= Media in Owen Sound =

This is a list of media in the city of Owen Sound in Southwestern Ontario, Canada.

==Radio==

| Frequency | Call sign | Branding | Format | Owner | Notes |
|---|---|---|---|---|---|
| FM 89.3 | CFOS-FM | 89.3 CFOS FM | adult hits | Bayshore Broadcasting |  |
| FM 90.1 | CJLF-FM-1 | Life 100.3 | Christian | Trust Communications | rebroadcasts CJLF-FM Barrie |
| FM 92.3 | CJOS-FM | Zoomer 92.3 | Adult hits | ZoomerMedia | new in 2008, period allowed for launch extended by CRTC |
| FM 93.7 | CKYC-FM | Country 93 | country | Bayshore Broadcasting |  |
| FM 94.5 | CIBU-FM | Cool 94.5 | classic hits | Blackburn Radio | licensed to Wingham |
| FM 97.1 | CBL-FM-4 | CBC Music | public music | Canadian Broadcasting Corporation | licensed to Wiarton |
| FM 98.7 | CBCB-FM | CBC Radio One | news/talk | Canadian Broadcasting Corporation |  |
| FM 101.7 | CKNX-FM | 101.7 The One | hot adult contemporary | Blackburn Radio | licensed to Wingham |
| FM 106.5 | CIXK-FM | Mix 106.5 | adult contemporary | Bayshore Broadcasting |  |

==Television==
The Owen Sound area is not designated as a mandatory market for digital television conversion. All broadcasting stations except CIII-DT 4 are analogue repeaters of stations based elsewhere.

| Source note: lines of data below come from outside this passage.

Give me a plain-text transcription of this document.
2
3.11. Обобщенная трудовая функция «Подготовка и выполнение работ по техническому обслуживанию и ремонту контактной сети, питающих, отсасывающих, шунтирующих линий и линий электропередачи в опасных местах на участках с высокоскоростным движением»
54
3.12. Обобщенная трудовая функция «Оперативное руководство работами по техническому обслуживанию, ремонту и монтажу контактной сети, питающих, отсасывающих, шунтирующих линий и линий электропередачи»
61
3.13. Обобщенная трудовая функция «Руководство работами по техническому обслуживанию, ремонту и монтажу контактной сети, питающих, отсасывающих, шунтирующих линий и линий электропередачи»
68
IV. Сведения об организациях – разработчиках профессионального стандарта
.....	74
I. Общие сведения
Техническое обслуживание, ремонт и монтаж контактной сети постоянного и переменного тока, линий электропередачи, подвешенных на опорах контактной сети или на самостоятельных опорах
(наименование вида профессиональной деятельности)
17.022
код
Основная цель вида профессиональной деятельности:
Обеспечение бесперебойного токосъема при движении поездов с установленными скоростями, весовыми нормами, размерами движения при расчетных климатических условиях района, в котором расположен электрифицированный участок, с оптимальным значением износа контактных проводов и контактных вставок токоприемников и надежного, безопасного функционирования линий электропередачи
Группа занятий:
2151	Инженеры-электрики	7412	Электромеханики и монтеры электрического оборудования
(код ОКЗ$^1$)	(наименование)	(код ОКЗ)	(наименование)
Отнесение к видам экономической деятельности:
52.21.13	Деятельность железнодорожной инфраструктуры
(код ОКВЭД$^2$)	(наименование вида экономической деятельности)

- Channel 2: CKCO-TV-2 - CTV Television Network - (Transmitter at Wiarton, Ontario and an analogue rebroadcaster of CKCO-DT 13 from Kitchener, Ontario) (Since 2014 no longer in operation as only 35 residents complained when it was off the air due to technical difficulties.)
- Channel 4.1: CIII-TV-4, Global Television Network
- Channel 8: CKNX-TV, CTV 2 (repeater of CFPL-DT London)
- Channel 52: Rogers TV Grey County is headquartered in Owen Sound on 20th St. E.